Image Entertainment/Q Black Media Merger Update

While there is no question in my mind that both parties want the transaction to close as soon as reasonably practicable, recent payment disruptions with Nyx have made it increasingly obvious that Q-Black Media lacks the financial wherewithal to consummate the transaction. Some have speculated that Q Black Media was exposed to Bernie Madoff, a situation which wiped out the financial resources backing the $100 million Equity Committent Letter. While this is certainly possible, a more reasonable explanation is simply that Q Black Media can't get the equity investors to committ. Irrespective, it is painfully obvious that Q Black is running into financing troubles.

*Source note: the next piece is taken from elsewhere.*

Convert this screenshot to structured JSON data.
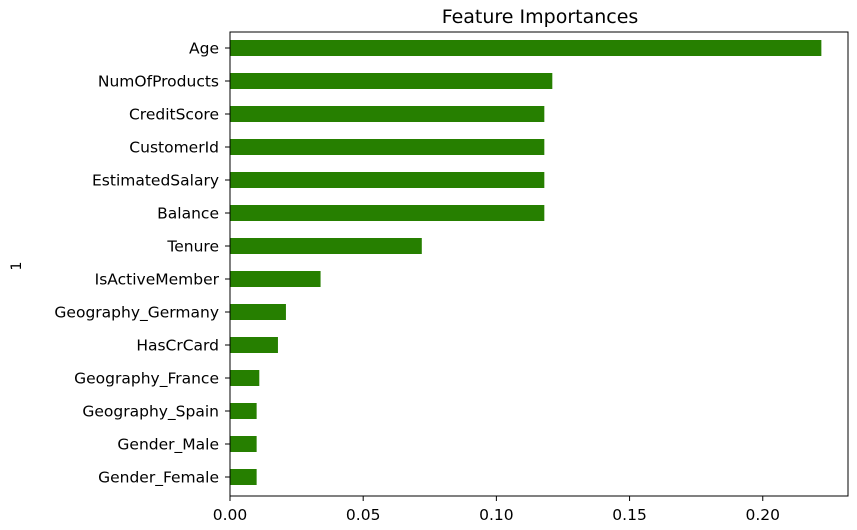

The market is currently pricing in over a 70% chance of failure; and given that shareholders have already voted in favor of the transaction, this fact essentially translates into a 70% chance that Nyx doesn't receive the money. Personally, I think the discount is overly pessimistic, especially since no one has any real information related to the financing. In fact, the only guidance we have is that a) Nyx has been stuggling to make the deposis and b) that they are committed to completing the transaction by March 20th. In my opinion, an unbiased estimate should be closer to 50%. While I consider this transaction especially risky there seems to be a good chance for profit should the transaction go through. If Nyx is able to obtain the necessary financing by March 20th, 2009, Nyx will pay $2.75/share in cash. The current per share trading price is $1.38, or approximately 50% discount from the cash consideration value. This translates into a 100% HPR return, or approximately 4800% annualized return (transaction could close in a week). If Nyx is unable to obtain the financing, Image will likely fall to $1 per share, which represent a 27% HPR loss, or approximately 1300% annualized loss. It will be interesting to see what happens.